How to prove, that $S(n, n-3) = \frac{n(n-1)(n-2)^2(n-3)^2}{48}$.

I want to go the combinatoric way. I've already seen this question ( Find a closed formula for the stirling number $S(n, n-3)$ for n $\ge$ $3$ ) but I don't understand it.

It's clear, that there are...

1. case: 4 elements in the first box
2. case: 3 elements in the first box, 2 in the second
3. case: 2 elements in the first box, 2 in the second and 2 in the third.

It's clear to me that 1. case is $\binom{n}{4}$, but why is for example the 3. case $\frac{1}{6} \binom{n}{2} \binom{n-2}{2} \binom{n-4}{2}$ ?? Where does the $\frac{1}{6}$ come from?

Answer 1

The boxes are unmarked, so (12)(34)(56) is the same as (34)(12)56).

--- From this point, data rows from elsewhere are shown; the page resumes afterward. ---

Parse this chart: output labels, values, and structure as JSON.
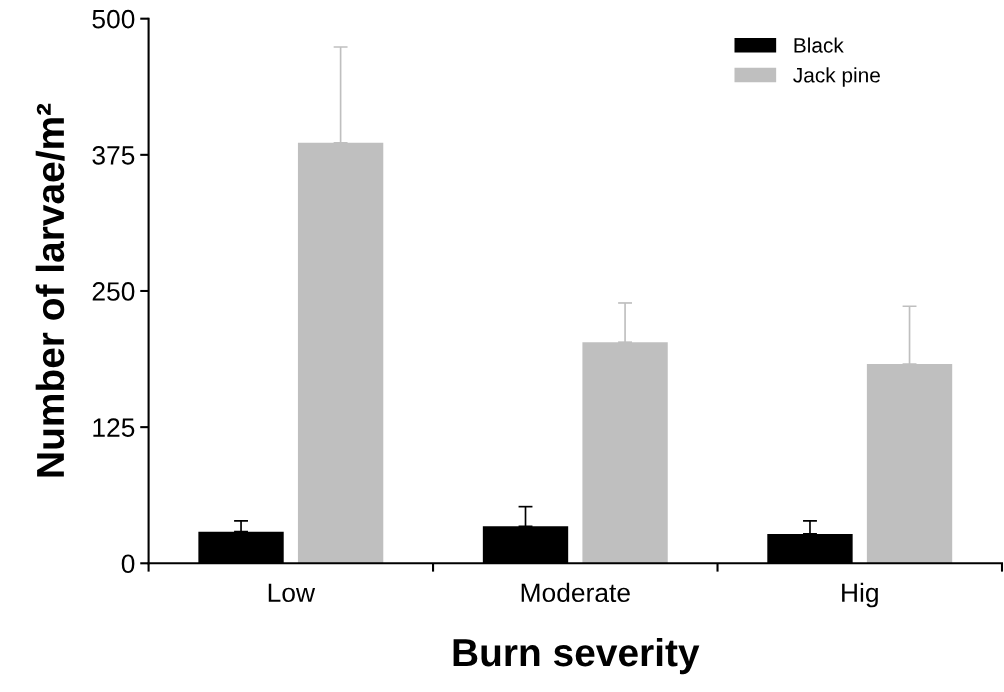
{
  "chart_data": {
    "type": "bar",
    "xlabel": "Burn severity",
    "ylabel": "Number of larvae/m²",
    "categories": [
      "Low",
      "Moderate",
      "Hig"
    ],
    "series": [
      {
        "name": "Black",
        "color": "#000000",
        "values": [
          29,
          34,
          27
        ],
        "errors": [
          [
            29,
            39
          ],
          [
            34,
            52
          ],
          [
            27,
            39
          ]
        ]
      },
      {
        "name": "Jack pine",
        "color": "#bfbfbf",
        "values": [
          386,
          203,
          183
        ],
        "errors": [
          [
            386,
            474
          ],
          [
            203,
            239
          ],
          [
            183,
            236
          ]
        ]
      }
    ],
    "ylim": [
      0,
      500
    ],
    "yticks": [
      0,
      125,
      250,
      375,
      500
    ],
    "grid": false,
    "legend": "top right"
  }
}
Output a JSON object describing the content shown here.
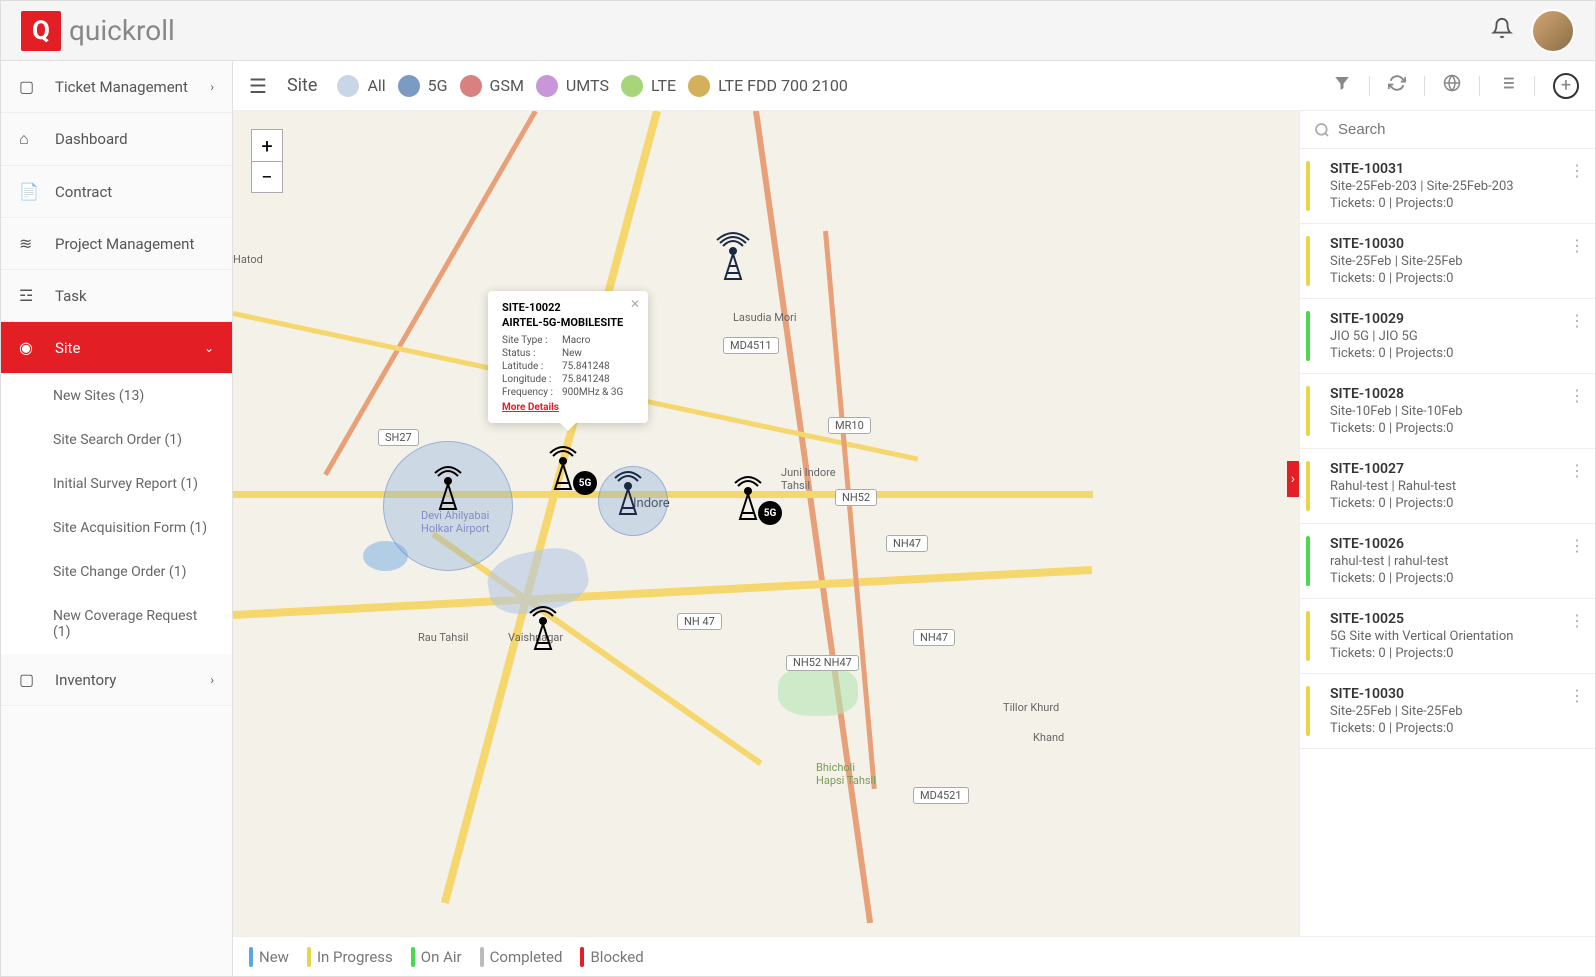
{
  "brand": "quickroll",
  "sidebar": {
    "items": [
      {
        "icon": "▢",
        "label": "Ticket Management",
        "expandable": true
      },
      {
        "icon": "⌂",
        "label": "Dashboard"
      },
      {
        "icon": "📄",
        "label": "Contract"
      },
      {
        "icon": "≋",
        "label": "Project Management"
      },
      {
        "icon": "☲",
        "label": "Task"
      },
      {
        "icon": "◉",
        "label": "Site",
        "active": true,
        "expanded": true
      },
      {
        "icon": "▢",
        "label": "Inventory",
        "expandable": true
      }
    ],
    "site_sub": [
      "New Sites (13)",
      "Site Search Order (1)",
      "Initial Survey Report (1)",
      "Site Acquisition Form (1)",
      "Site Change Order (1)",
      "New Coverage Request (1)"
    ]
  },
  "topbar": {
    "label": "Site",
    "filters": [
      {
        "color": "#c9d6e8",
        "label": "All"
      },
      {
        "color": "#7b9bc4",
        "label": "5G"
      },
      {
        "color": "#d98080",
        "label": "GSM"
      },
      {
        "color": "#c896d9",
        "label": "UMTS"
      },
      {
        "color": "#a8d47a",
        "label": "LTE"
      },
      {
        "color": "#d4b05a",
        "label": "LTE FDD 700 2100"
      }
    ]
  },
  "map": {
    "zoom_in": "+",
    "zoom_out": "−",
    "labels": {
      "lasudia": "Lasudia Mori",
      "indore": "Indore",
      "hatod": "Hatod",
      "juni": "Juni Indore Tahsil",
      "vaish": "Vaishnagar",
      "rau": "Rau Tahsil",
      "tillor": "Tillor Khurd",
      "hapsi": "Bhicholi Hapsi Tahsil",
      "khand": "Khand",
      "airport": "Devi Ahilyabai Holkar Airport"
    },
    "badges": {
      "md4511": "MD4511",
      "mr10": "MR10",
      "nh52": "NH52",
      "nh47_1": "NH47",
      "nh47_2": "NH 47",
      "nh47_3": "NH47",
      "nh52_nh47": "NH52 NH47",
      "sh27": "SH27",
      "md4521": "MD4521"
    }
  },
  "popup": {
    "title": "SITE-10022",
    "subtitle": "AIRTEL-5G-MOBILESITE",
    "rows": [
      {
        "k": "Site Type :",
        "v": "Macro"
      },
      {
        "k": "Status :",
        "v": "New"
      },
      {
        "k": "Latitude :",
        "v": "75.841248"
      },
      {
        "k": "Longitude :",
        "v": "75.841248"
      },
      {
        "k": "Frequency :",
        "v": "900MHz & 3G"
      }
    ],
    "link": "More Details"
  },
  "search_placeholder": "Search",
  "sites": [
    {
      "id": "SITE-10031",
      "desc": "Site-25Feb-203 | Site-25Feb-203",
      "meta": "Tickets: 0 | Projects:0",
      "color": "#e8d548"
    },
    {
      "id": "SITE-10030",
      "desc": "Site-25Feb | Site-25Feb",
      "meta": "Tickets: 0 | Projects:0",
      "color": "#e8d548"
    },
    {
      "id": "SITE-10029",
      "desc": "JIO 5G | JIO 5G",
      "meta": "Tickets: 0 | Projects:0",
      "color": "#4ad94a"
    },
    {
      "id": "SITE-10028",
      "desc": "Site-10Feb | Site-10Feb",
      "meta": "Tickets: 0 | Projects:0",
      "color": "#e8d548"
    },
    {
      "id": "SITE-10027",
      "desc": "Rahul-test | Rahul-test",
      "meta": "Tickets: 0 | Projects:0",
      "color": "#e8d548"
    },
    {
      "id": "SITE-10026",
      "desc": "rahul-test | rahul-test",
      "meta": "Tickets: 0 | Projects:0",
      "color": "#4ad94a"
    },
    {
      "id": "SITE-10025",
      "desc": "5G Site with Vertical Orientation",
      "meta": "Tickets: 0 | Projects:0",
      "color": "#e8d548"
    },
    {
      "id": "SITE-10030",
      "desc": "Site-25Feb | Site-25Feb",
      "meta": "Tickets: 0 | Projects:0",
      "color": "#e8d548"
    }
  ],
  "legend": [
    {
      "color": "#5aa8e0",
      "label": "New"
    },
    {
      "color": "#e8d548",
      "label": "In Progress"
    },
    {
      "color": "#4ad94a",
      "label": "On Air"
    },
    {
      "color": "#bbb",
      "label": "Completed"
    },
    {
      "color": "#e31e24",
      "label": "Blocked"
    }
  ]
}
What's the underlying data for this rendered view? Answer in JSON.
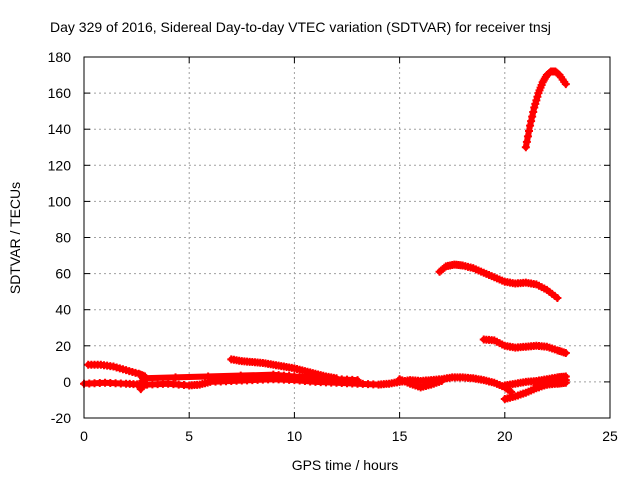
{
  "chart_data": {
    "type": "scatter",
    "title": "Day 329 of 2016, Sidereal Day-to-day VTEC variation (SDTVAR) for receiver tnsj",
    "xlabel": "GPS time / hours",
    "ylabel": "SDTVAR / TECUs",
    "xlim": [
      0,
      25
    ],
    "ylim": [
      -20,
      180
    ],
    "x_ticks": [
      "0",
      "5",
      "10",
      "15",
      "20",
      "25"
    ],
    "y_ticks": [
      "-20",
      "0",
      "20",
      "40",
      "60",
      "80",
      "100",
      "120",
      "140",
      "160",
      "180"
    ],
    "grid": true,
    "legend": "none",
    "marker": "plus",
    "color": "#ff0000",
    "series": [
      {
        "values": [
          [
            21.0,
            130
          ],
          [
            21.2,
            142
          ],
          [
            21.4,
            152
          ],
          [
            21.6,
            160
          ],
          [
            21.8,
            166
          ],
          [
            22.0,
            170
          ],
          [
            22.2,
            172
          ],
          [
            22.4,
            172
          ],
          [
            22.6,
            170
          ],
          [
            22.9,
            165
          ]
        ]
      },
      {
        "values": [
          [
            16.9,
            61
          ],
          [
            17.2,
            64
          ],
          [
            17.6,
            65
          ],
          [
            18.0,
            64.5
          ],
          [
            18.5,
            63
          ],
          [
            19.0,
            60.5
          ],
          [
            19.5,
            58
          ],
          [
            20.0,
            55.5
          ],
          [
            20.5,
            54.5
          ],
          [
            21.0,
            55
          ],
          [
            21.5,
            54
          ],
          [
            22.0,
            51
          ],
          [
            22.5,
            46.5
          ]
        ]
      },
      {
        "values": [
          [
            19.0,
            23.5
          ],
          [
            19.5,
            23
          ],
          [
            20.0,
            20
          ],
          [
            20.5,
            19
          ],
          [
            21.0,
            19.5
          ],
          [
            21.5,
            20
          ],
          [
            22.0,
            19.5
          ],
          [
            22.5,
            17.5
          ],
          [
            22.9,
            16
          ]
        ]
      },
      {
        "values": [
          [
            0.2,
            9.5
          ],
          [
            0.8,
            9.5
          ],
          [
            1.4,
            8.5
          ],
          [
            2.0,
            6.5
          ],
          [
            2.6,
            4.5
          ],
          [
            2.9,
            3
          ]
        ]
      },
      {
        "values": [
          [
            7.0,
            12.5
          ],
          [
            7.5,
            11.5
          ],
          [
            8.0,
            11
          ],
          [
            8.5,
            10.5
          ],
          [
            9.0,
            9.5
          ],
          [
            9.5,
            8.5
          ],
          [
            10.0,
            7.5
          ],
          [
            10.5,
            6
          ],
          [
            11.0,
            4.5
          ],
          [
            11.5,
            3
          ],
          [
            12.0,
            2
          ]
        ]
      },
      {
        "values": [
          [
            0.0,
            -1
          ],
          [
            1.0,
            -0.5
          ],
          [
            2.0,
            -1
          ],
          [
            2.7,
            -1.5
          ],
          [
            3.0,
            -1.5
          ],
          [
            4.0,
            -1
          ],
          [
            5.0,
            -2
          ],
          [
            5.5,
            -1.5
          ],
          [
            6.0,
            0
          ],
          [
            7.0,
            0.5
          ],
          [
            8.0,
            1
          ],
          [
            9.0,
            1.5
          ],
          [
            10.0,
            1
          ],
          [
            11.0,
            0
          ],
          [
            12.0,
            -0.5
          ],
          [
            13.0,
            -1
          ],
          [
            14.0,
            -1.5
          ],
          [
            14.5,
            -1
          ],
          [
            15.0,
            0
          ],
          [
            15.5,
            1
          ],
          [
            16.0,
            0.5
          ],
          [
            16.5,
            1
          ],
          [
            17.0,
            1.5
          ],
          [
            17.5,
            2.5
          ],
          [
            18.0,
            2.5
          ],
          [
            18.5,
            2
          ],
          [
            19.0,
            1
          ],
          [
            19.5,
            -0.5
          ],
          [
            20.0,
            -3
          ],
          [
            20.3,
            -5.5
          ]
        ]
      },
      {
        "values": [
          [
            2.7,
            -4
          ],
          [
            2.8,
            2
          ],
          [
            9.0,
            4
          ],
          [
            10.0,
            3
          ],
          [
            11.0,
            2.5
          ],
          [
            12.0,
            1.5
          ],
          [
            13.0,
            1
          ]
        ]
      },
      {
        "values": [
          [
            15.0,
            1.5
          ],
          [
            15.5,
            -1
          ],
          [
            16.0,
            -3
          ],
          [
            16.5,
            -1.5
          ],
          [
            17.0,
            0.5
          ]
        ]
      },
      {
        "values": [
          [
            20.0,
            -9.5
          ],
          [
            20.5,
            -8
          ],
          [
            21.0,
            -6
          ],
          [
            21.5,
            -3.5
          ],
          [
            22.0,
            -1.5
          ],
          [
            22.5,
            0
          ],
          [
            22.9,
            1
          ]
        ]
      },
      {
        "values": [
          [
            20.0,
            -2
          ],
          [
            20.5,
            -1
          ],
          [
            21.0,
            0
          ],
          [
            21.5,
            0.5
          ],
          [
            22.0,
            1.5
          ],
          [
            22.5,
            2.5
          ],
          [
            22.9,
            3
          ]
        ]
      },
      {
        "values": [
          [
            21.5,
            -2
          ],
          [
            22.0,
            -1.5
          ],
          [
            22.5,
            -1
          ],
          [
            22.9,
            -0.5
          ]
        ]
      }
    ]
  }
}
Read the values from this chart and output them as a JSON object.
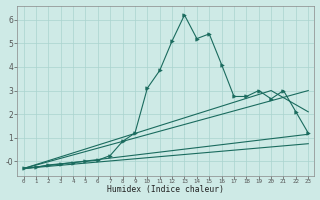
{
  "xlabel": "Humidex (Indice chaleur)",
  "bg_color": "#ceeae6",
  "grid_color": "#aad4ce",
  "line_color": "#1a6b5e",
  "xlim": [
    -0.5,
    23.5
  ],
  "ylim": [
    -0.6,
    6.6
  ],
  "xticks": [
    0,
    1,
    2,
    3,
    4,
    5,
    6,
    7,
    8,
    9,
    10,
    11,
    12,
    13,
    14,
    15,
    16,
    17,
    18,
    19,
    20,
    21,
    22,
    23
  ],
  "yticks": [
    0,
    1,
    2,
    3,
    4,
    5,
    6
  ],
  "ytick_labels": [
    "-0",
    "1",
    "2",
    "3",
    "4",
    "5",
    "6"
  ],
  "main_line_x": [
    0,
    1,
    2,
    3,
    4,
    5,
    6,
    7,
    8,
    9,
    10,
    11,
    12,
    13,
    14,
    15,
    16,
    17,
    18,
    19,
    20,
    21,
    22,
    23
  ],
  "main_line_y": [
    -0.3,
    -0.25,
    -0.15,
    -0.1,
    -0.05,
    0.0,
    0.05,
    0.25,
    0.85,
    1.2,
    3.1,
    3.85,
    5.1,
    6.2,
    5.2,
    5.4,
    4.1,
    2.75,
    2.75,
    3.0,
    2.65,
    3.0,
    2.1,
    1.2
  ],
  "trend1_x": [
    0,
    23
  ],
  "trend1_y": [
    -0.3,
    1.15
  ],
  "trend2_x": [
    0,
    23
  ],
  "trend2_y": [
    -0.3,
    3.0
  ],
  "trend3_x": [
    0,
    20,
    23
  ],
  "trend3_y": [
    -0.3,
    3.0,
    2.1
  ],
  "trend4_x": [
    0,
    23
  ],
  "trend4_y": [
    -0.3,
    0.75
  ]
}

So, you have to divide by $6=3!.$

Answer 2

${n \brace m}$ represents the number of ways to partition the set $\{1,2,\cdots,n\}$ into $m$ subsets.
Now you have to pay attention to the fact that the order of the sub-sets does not count, i.e. that the sub-sets are themselves arranged into a set.
Then when you have $2, 3, 4,\ldots $ subsets with the same size, you have to divide by the factorial of their number. Same, if you have $n_a$ subsets with size $a$, $n_b$ with size $b$, etc. you shall divide by $n_a! n_b! \ldots$.

So the $6 = 3!$ comes from the correction on having $3$ subsets of same size.